Trump’s plan may quicken rate hikes
Fed is set for its first raise in ’16, but future increases less certain
The Federal Reserve is virtually certain to raise interest rates this week for the first time this year, but the course of future hikes has suddenly become cloudier.
The Fed has signaled for many weeks that it plans to hoist its key rate by a quarter percentage point at a twoday meeting that begins Tuesday, and futures markets say there’s a 93% chance it will follow through.
Meanwhile, President-elect Donald Trump’s fiscal stimulus proposals may ultimately require faster rate increases to head off inflation, while other byproducts of his plan could slow the economy and prompt the Fed to act more cautiously.
For now, economists don’t expect Fed policymakers to weigh such hypotheticals as they draft quarterly projections for rate increases over the next few years. Even so, with unemployment falling rapidly and inflation finally picking up, Fed officials likely are no longer inclined to call for slower rate hikes over the longterm, as they have in each of their previous forecasts this year amid headwinds such as weak productivity growth, economists say.
“Unemployment is falling toward levels that are arguably below stable inflation,” says Tim Duy, a University of Oregon professor and author of the Fedwatch blog. He says the Fed will almost certainly reiterate that rate increases will be gradual.
In November, the jobless rate dropped to 4.6% from 4.9% the previous month. That’s already below the 4.8% that the Fed has
deemed the lowest average rate sustainable without generating excessive inflation, or rapid price increases that decrease consumers’ purchasing power and especially hurt savers and those on fixed incomes. Low unemployment typically pushes up wages as employers compete for fewer workers, and price increases typically follow as the firms scramble to maintain profit margins.
That doesn’t mean persistently low inflation is poised to suddenly spike. While an inflation measure closely monitored by the Fed rose from 1.2% to 1.4% annually in October as the effects of low gasoline prices faded, that’s well below the Fed’s 2% target.
Still, it was the fastest pace in two years. And annual wage growth hit a seven-year high in October and has climbed steadily since early 2015 in “a further signal that inflation is firming,” Barclays economist Michael Gapen wrote in a note to clients.
In September, Fed Chair Janet Yellen noted that discouraged workers on the sidelines were streaming back into the labor force, keeping the unemployment rate elevated and providing the economy “more room to run” without stoking inflation. But the labor force shrank in both October and November, giving the Fed another reason to make a move this week and stick with its previous forecast of two rate hikes next year and three in 2018.

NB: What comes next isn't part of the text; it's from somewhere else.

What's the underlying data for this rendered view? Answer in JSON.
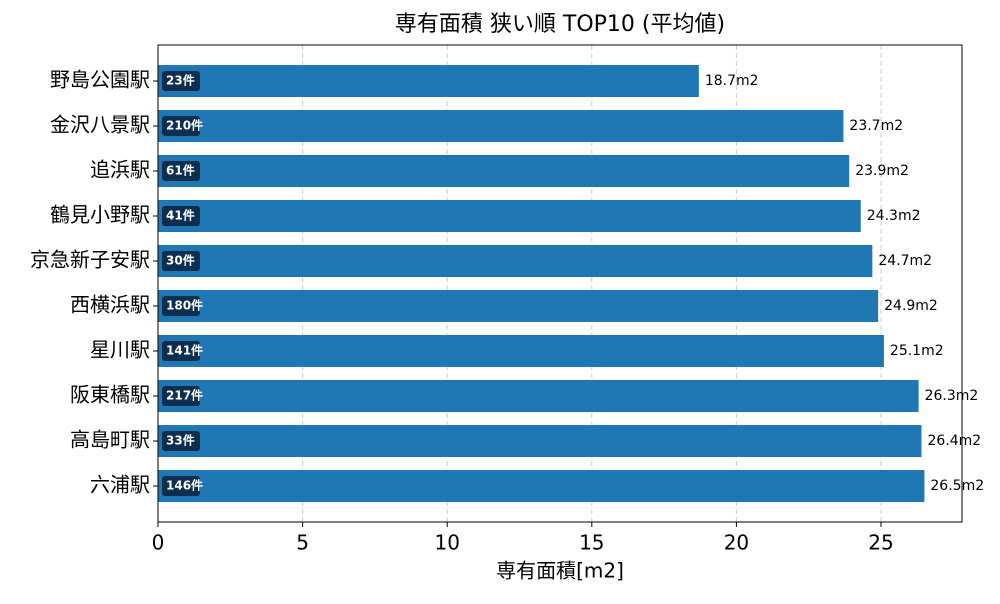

“If you were to wait any longer, you would risk getting behind the curve,” says JPMorgan Chase economist Michael Feroli. The Fed held off on rate increases earlier this year in response to China’s slowdown and a sluggish U.S. economy, among other factors.
The future roadmap is fuzzier. Trump has proposed a $1 trillion plan to upgrade the nation’s infrastructure and sharp tax cuts, a stimulus package that, if passed by Congress, could fuel inflation and force the Fed to lift rates more rapidly.
But, “it’s probably too early for the Fed to incorporate any fiscal policy issues into their forecast,” Duy says. It’s similarly too soon, he says, to anticipate negative economic fallout from Trump’s restrictive trade proposals.
On the other hand, the prospect of more federal spending and faster economic growth and inflation under Trump already has strengthened the dollar and pushed up long-term interest rates. Those developments could crimp the economy by hurting exports and discouraging consumer and business borrowing.